In the living room, a sectional sofa from Luminaire surrounds a vintage French steel table by Maria Pergay from Pavilion.   Photos: Mike Schwartz; Styling: Diane Ewing

When the owners of a historic single-family home in Old Town approached local interior designer Lukas Machnik, their instructions were threefold: Design a place that was aesthetically pleasing, suited for kids, and as eco-friendly as possible. “The clients are strong believers in making the future better for children by being responsible and conscious about what they put into the environment today,” says Machnik of the family, which includes three kids, a stay-at-home parent, and a parent employed by a global environmental organization. “And [the parents] are very down-to-earth; they want to spend time with their family,” he explains. “So it was important to [be] functional, not pretentious, and use every corner, every space.”

The result of the project—Chicago-based firm Hartshorne Plunkard provided the architects—is a two-story, five-bedroom, four-and-a-half-bath house complete with basement theater, library, rooftop deck, and backyard patio. To comply with the historic restrictions in the neighborhood, the architects kept and restored the front wall, but built a more contemporary addition in the back. Machnik’s design could best be described as Danish minimalism, employing green building materials and technologies such as tankless water heaters, a green garage roof, and sustainable bamboo floors.

The green ethos extends to the furniture as well. Machnik designed the dining table, which was built by woodworking company Birger Juell from pin oak that was salvaged from Terre Haute, Indiana. Machnik maxed out the size, providing ample space for the family of five to spend time together. “Everyone can gather here; the kids can do homework; they can have dinner with the whole family.”

With function in mind, Machnik included several pieces that serve double duty. The custom fireplace in the living room also acts as a buffer to create a designated foyer area and provide additional privacy from the giant glass entry doors.

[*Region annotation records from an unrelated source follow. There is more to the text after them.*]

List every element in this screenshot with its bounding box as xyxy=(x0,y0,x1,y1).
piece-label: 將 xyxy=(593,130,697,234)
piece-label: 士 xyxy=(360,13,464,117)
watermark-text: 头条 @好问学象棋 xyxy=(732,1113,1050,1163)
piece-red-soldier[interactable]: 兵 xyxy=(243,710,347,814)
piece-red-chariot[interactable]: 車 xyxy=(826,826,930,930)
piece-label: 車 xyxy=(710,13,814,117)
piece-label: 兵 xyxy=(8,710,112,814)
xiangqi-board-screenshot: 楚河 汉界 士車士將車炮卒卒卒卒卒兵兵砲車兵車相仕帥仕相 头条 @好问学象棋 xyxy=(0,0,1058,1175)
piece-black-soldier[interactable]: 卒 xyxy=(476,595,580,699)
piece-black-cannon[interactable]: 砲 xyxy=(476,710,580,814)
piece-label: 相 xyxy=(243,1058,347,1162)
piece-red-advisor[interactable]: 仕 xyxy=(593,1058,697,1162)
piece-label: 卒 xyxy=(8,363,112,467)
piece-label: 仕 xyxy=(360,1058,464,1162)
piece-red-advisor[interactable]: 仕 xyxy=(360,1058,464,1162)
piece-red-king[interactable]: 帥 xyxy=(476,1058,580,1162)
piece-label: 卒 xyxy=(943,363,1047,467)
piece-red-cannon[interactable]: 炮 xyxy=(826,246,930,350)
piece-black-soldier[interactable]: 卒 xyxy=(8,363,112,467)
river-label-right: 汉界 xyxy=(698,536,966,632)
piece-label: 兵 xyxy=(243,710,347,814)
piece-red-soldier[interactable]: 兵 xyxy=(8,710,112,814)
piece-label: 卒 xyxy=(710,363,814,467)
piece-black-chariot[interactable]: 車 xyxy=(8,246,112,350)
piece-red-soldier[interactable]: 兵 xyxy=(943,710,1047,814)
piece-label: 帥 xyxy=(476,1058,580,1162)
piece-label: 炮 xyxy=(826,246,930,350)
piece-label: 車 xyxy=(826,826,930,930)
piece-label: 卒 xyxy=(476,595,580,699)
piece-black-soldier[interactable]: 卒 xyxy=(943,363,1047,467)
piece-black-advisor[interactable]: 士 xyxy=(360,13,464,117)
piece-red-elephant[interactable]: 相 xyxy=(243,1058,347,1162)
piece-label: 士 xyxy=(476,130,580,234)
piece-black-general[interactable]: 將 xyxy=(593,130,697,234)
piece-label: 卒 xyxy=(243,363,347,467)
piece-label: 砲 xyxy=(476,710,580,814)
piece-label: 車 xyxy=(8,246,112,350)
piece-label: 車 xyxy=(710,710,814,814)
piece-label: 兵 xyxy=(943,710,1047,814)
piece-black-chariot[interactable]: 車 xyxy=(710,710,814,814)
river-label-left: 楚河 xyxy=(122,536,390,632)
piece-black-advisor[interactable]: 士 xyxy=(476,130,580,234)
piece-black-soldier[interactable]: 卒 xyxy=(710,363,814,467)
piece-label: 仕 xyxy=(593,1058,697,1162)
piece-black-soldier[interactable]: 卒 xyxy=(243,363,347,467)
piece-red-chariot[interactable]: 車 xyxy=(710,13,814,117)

The guest room, adjacent to the rooftop deck, doubles as a convertible cabana-style space that can open up to the outdoors, and the maxed-out garage not only houses standard storage items but also can morph into an extra entertaining area. “The big barn doors can open up, so when you have an event or party, you can set up a bar or catering station there,” says Machnik. As for the rest of the yard—which includes the adjacent lot—Machnik provided a table and chairs for the patio, which looks out to an open lawn for the kids’ activities. “I like that you’re entertaining the adults, but you’re still with the kids,” he says.

A “spend here, save there” balance is one cornerstone of Machnik’s approach, and accessible items include World Market lanterns hanging in the guest room and Ikea furniture in the kids’ rooms. “Kids outgrow things all the time, and the furniture just gets abused,” he says. But size doesn’t always equal splurge. “Sometimes it’s more about the quality of the piece,” he says, pointing to the bronze vases by Rick Owens as an example.

The family, frequently on the move due to the parent’s profession, are thankful that Machnik was able to meet their needs during their Chicago residency. “We want our kids to be able to play, do messy art, and be exuberant,” says one of the parents. “I told Lukas to design something beautiful that we could also ride a bike through and hose down. He did it.”